Biden has said, if elected, he would renegotiate the Trans-Pacific Partnership, rather than fully supporting the initial plan as proposed. As Vice President, he had been a vocal supporter of the original TPP agreement.
Foreign policy decisions
The 76-year-old former vice president and longtime Delaware senator defended his broader record on foreign policy, pointing out that he has more experience than all of his opponents combined.
With that long record, Biden has faced criticism over the years for his judgment on key foreign policy decisions, such as voting to authorize the Iraq War, trying to partition the country along ethnic and sectarian lines, opposing a troop surge, and overseeing the withdrawal in 2011 that some say created a power vacuum that allowed ISIS to flourish in Iraq.
"He's been wrong on nearly every major foreign policy and national security issue over the past four decades," former defense secretary Robert Gates wrote in his 2014 memoir.
"I think my record has been good," Biden told NPR. He explained that his rationale in authorizing the use of military force in Iraq in 2002 was based on a commitment he had received from then-President George W. Bush that he would not go to war in Iraq.
"[Bush] looked me in the eye in the Oval Office. He said he needed the vote to be able to get inspectors into Iraq to determine whether or not Saddam Hussein was engaged in dealing with a nuclear program," said Biden. "He got them in and before you know it, we had 'shock and awe.'"

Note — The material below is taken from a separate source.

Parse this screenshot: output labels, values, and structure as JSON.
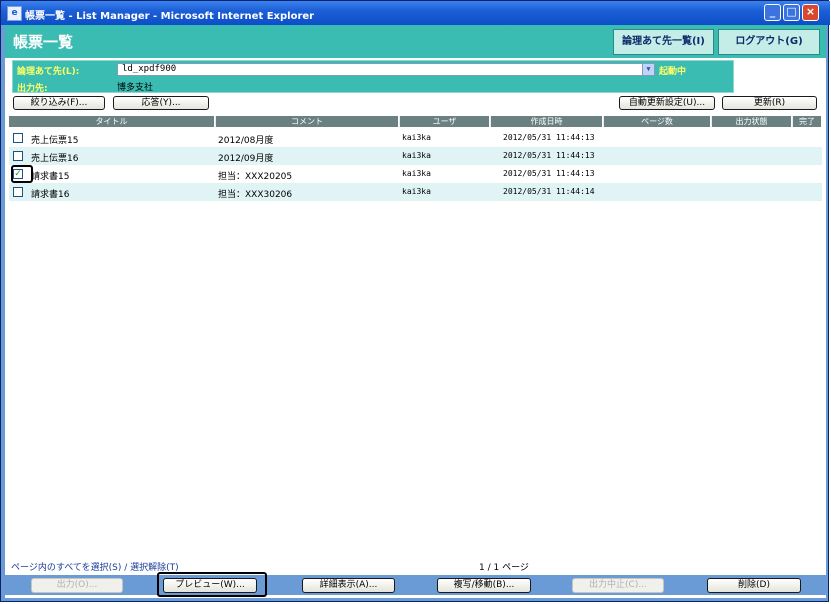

Bush's office denied Biden's version of events. "I'm sure it's just an innocent mistake of memory, but this recollection is flat wrong," said spokesman Freddy Ford in an email to NPR.
The Biden campaign pointed to numerous remarks from Bush at the time where he said he hoped to go through the U.N. Security Council to avoid a military conflict with Iraq.
"Immediately, that moment it started, I came out against the war at that moment," Biden told NPR.
But in multiple public remarks made after the invasion began in 2003, Biden openly supported the effort. Biden publicly said his vote was a mistake as early as 2005, but not immediately when the war began in 2003.
"Nine months ago, I voted with my colleagues to give the president of the United States of America the authority to use force, and I would vote that way again today," Biden said in a speech at the Brookings Institution on July 31, 2003. "It was a right vote then, and it'll be a correct vote today."
A former senior policy adviser to Biden clarified that the he was highly critical of the Bush administration's strategy and intelligence failures from the outset, but once the U.S. military was deployed, Biden supported resources for the troops.
Biden is also clear now that he thinks his vote was a mistake.